Most people will have a number of careers over the course of their working life. I don't know of anyone who started out on day 1 of their working life and stayed doing that same job in the same company until they retired. It's unheard of because it doesn't happen. No-one in their right mind would want to do the same job every day until they retired - they would die of boredom. 

The problems I see are this:

  1. There is so much choice - the range of jobs and careers is amazing. I'm sure there wasn't that many careers open to me when I was about to finish study and move into the workforce. Or maybe there was and we just didn't hear about them. You have to bear in mind - I started out BC - before computers and before online job boards and the Internet...scary how fast this has encroached into our lives. However, there is a second problem and that is:
  2. Most of us don't know what we want to do, we don't have any burning desire to work in a particular field or profession so we drift. We may "think" we want to work in a particular field - we study, we qualify, we land that all important first job in the profession and we hate it, it is nothing like we expected it to be. A friend's son did that - and quickly started re-training. As it turns out - he combined his two degrees and now works (structural engineer and IT) as an architect. It was a pain he thought he had finished being the "poor" student, he'd had some first real money and wanted to move out of his parents place into his own - the drastic career change and additional study meant he had to postpone those plans for several years.

But what if you don't have a safety net of being able to live at home, don't have massive bills to pay and can re-train? Does that mean you can't? Does it mean you are forever stuck doing a job you hate? 

Of course not, but it's just going to take a little while longer - distance courses, evening classes - it is possible if you want to do it. My son is currently doing that. He has bills he needs to pay so he needs to work somewhere. But after he finished his initial training there were no jobs going in the industry he had trained for – the market for his skills just wasn’t there.

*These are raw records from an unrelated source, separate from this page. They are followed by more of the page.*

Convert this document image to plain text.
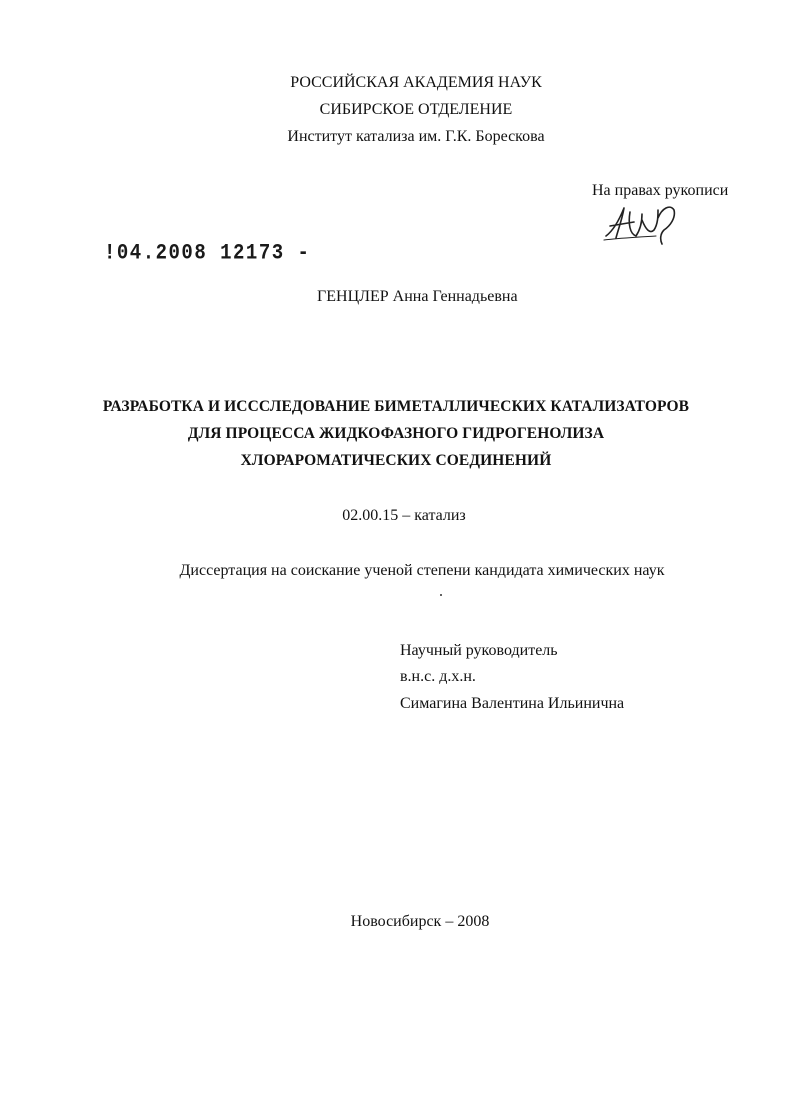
РОССИЙСКАЯ АКАДЕМИЯ НАУК
СИБИРСКОЕ ОТДЕЛЕНИЕ
Институт катализа им. Г.К. Борескова
На правах рукописи
!04.2008 12173 -
ГЕНЦЛЕР Анна Геннадьевна
РАЗРАБОТКА И ИСССЛЕДОВАНИЕ БИМЕТАЛЛИЧЕСКИХ КАТАЛИЗАТОРОВ
ДЛЯ ПРОЦЕССА ЖИДКОФАЗНОГО ГИДРОГЕНОЛИЗА
ХЛОРАРОМАТИЧЕСКИХ СОЕДИНЕНИЙ
02.00.15 – катализ
Диссертация на соискание ученой степени кандидата химических наук
Научный руководитель
в.н.с. д.х.н.
Симагина Валентина Ильинична
Новосибирск – 2008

So he decided at the age of 22 to go back to Uni. He’s now adding to his base skills within a related field – and he’s landed some work experience with a building company as well.

Look at it this way - If you are not sure about where you want to work - one of the questions to ask yourself is this - do you want to do "that" for 8 hours a day, 5 days a week? 

Get some kind of work experience in the profession you think you want to be part of. "See" what it's like to work in an office environment, or experience the life of a labourer, believe me it comes as a handy research exercise. And in the mean time start looking at the online job boards, download some job application packages and find out what experience and qualifications they want in an ideal candidate. Can you answer their selection criteria based on what skills, knowledge and qualifications you have now?  

Remember this one final thing. If you don’t like what you are doing, you are unlikely to do it as well as someone who does enjoy what they do. So make the effort to find something you are passionate about. Change your direction before someone makes you. It’s much easier to leave on your terms.